Ayanna Pressley loves playing with her hair. Before she became a Massachusetts Congresswoman (and a high-profile member of “The Squad”), Pressley would experiment with different hairstyles and textures, getting a weave and even cutting her own hair. Lately, she’s been experimenting with lace-front wigs.
“One I call ‘FLOTUS’ because it feels very Michelle Obama to me, [and another] I call ‘Tracee,’ because it feels very Tracee Ellis Ross to me,” Pressley told me in an exclusive interview with The Root earlier this week.

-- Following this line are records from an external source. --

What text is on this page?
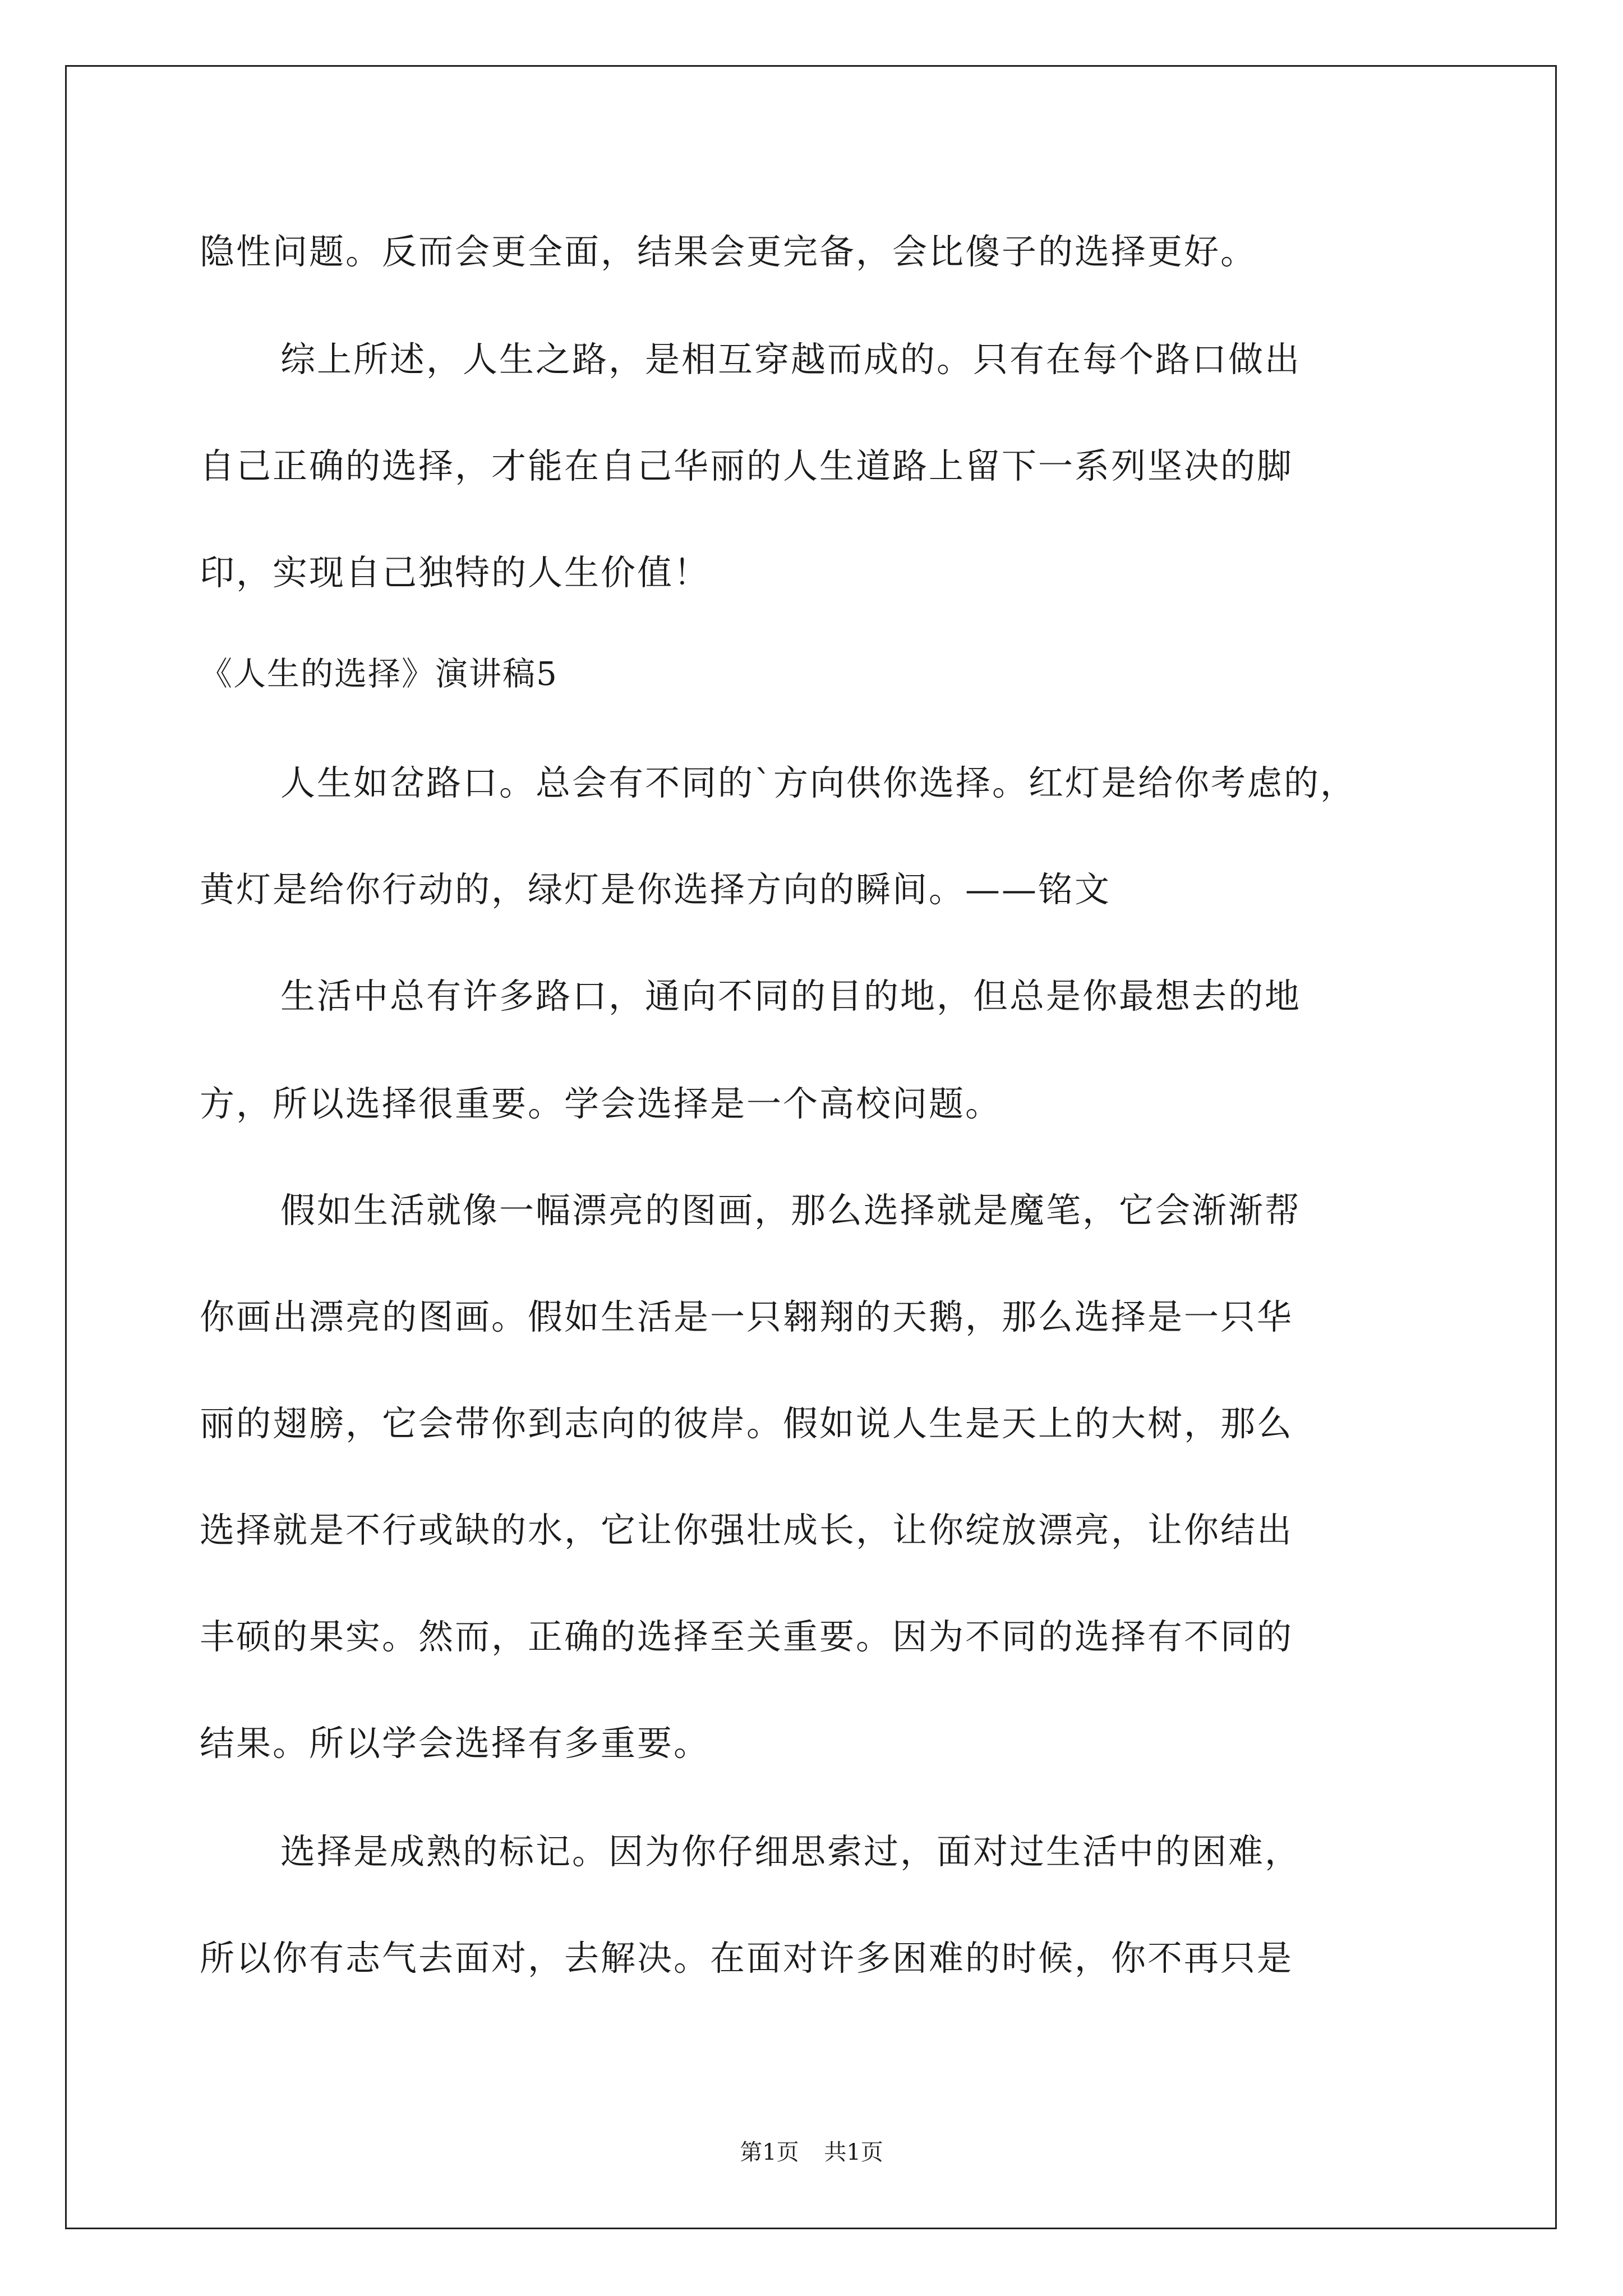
隐性问题。反而会更全面，结果会更完备，会比傻子的选择更好。
综上所述，人生之路，是相互穿越而成的。只有在每个路口做出
自己正确的选择，才能在自己华丽的人生道路上留下一系列坚决的脚
印，实现自己独特的人生价值！
《人生的选择》演讲稿5
人生如岔路口。总会有不同的`方向供你选择。红灯是给你考虑的，
黄灯是给你行动的，绿灯是你选择方向的瞬间。——铭文
生活中总有许多路口，通向不同的目的地，但总是你最想去的地
方，所以选择很重要。学会选择是一个高校问题。
假如生活就像一幅漂亮的图画，那么选择就是魔笔，它会渐渐帮
你画出漂亮的图画。假如生活是一只翱翔的天鹅，那么选择是一只华
丽的翅膀，它会带你到志向的彼岸。假如说人生是天上的大树，那么
选择就是不行或缺的水，它让你强壮成长，让你绽放漂亮，让你结出
丰硕的果实。然而，正确的选择至关重要。因为不同的选择有不同的
结果。所以学会选择有多重要。
选择是成熟的标记。因为你仔细思索过，面对过生活中的困难，
所以你有志气去面对，去解决。在面对许多困难的时候，你不再只是
第1页 共1页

But the wigs are a noticeable departure from her signature Senegalese and bomb twists, which have become synonymous with her political brand and made her the hero of little black girls across the country. Now, the congresswoman has decided to go public as to her reason why: She has alopecia.
“I think it’s important that I’m transparent about this new normal,” Pressley said.
The American Academy of Dermatology refers to alopecia as the official medical term for baldness. And according to the National Alopecia Areata Foundation, the autoimmune disorder alopecia areata makes the body attack its own healthy hair follicles, “causing them to become much smaller and drastically slow down production to the point that hair growth may stop.”
Three of the most common ways alopecia areata presents itself are in the form of patches of baldness (alopecia areata), no hair on the head (alopecia totalis), and complete hair loss on a person’s entire body (alopecia universalis). These types of alopecia differ from traction alopecia, which happens when hair is stressed at the roots.
And despite limited scientific research about racial disparities in experiencing alopecia, a July 2019 study from the Journal of the American Academy of Dermatology found that African Americans experience alopecia areata at a higher rate than other racial groups. There was even a survey conducted at Boston University of over 5,500 black women that revealed that nearly 48 percent of them dealt with hair loss.
Rep. Ayanna Pressley first became aware of her hair loss last fall while getting her hair retwisted. Very soon afterward, she was waking up every morning to total hair loss across the scalp.
The hair loss created additional challenges in an already-demanding Capitol Hill schedule, requiring Pressley to creatively conceal her growing baldness in the middle of getting votes, attending committee meetings, and giving press conferences.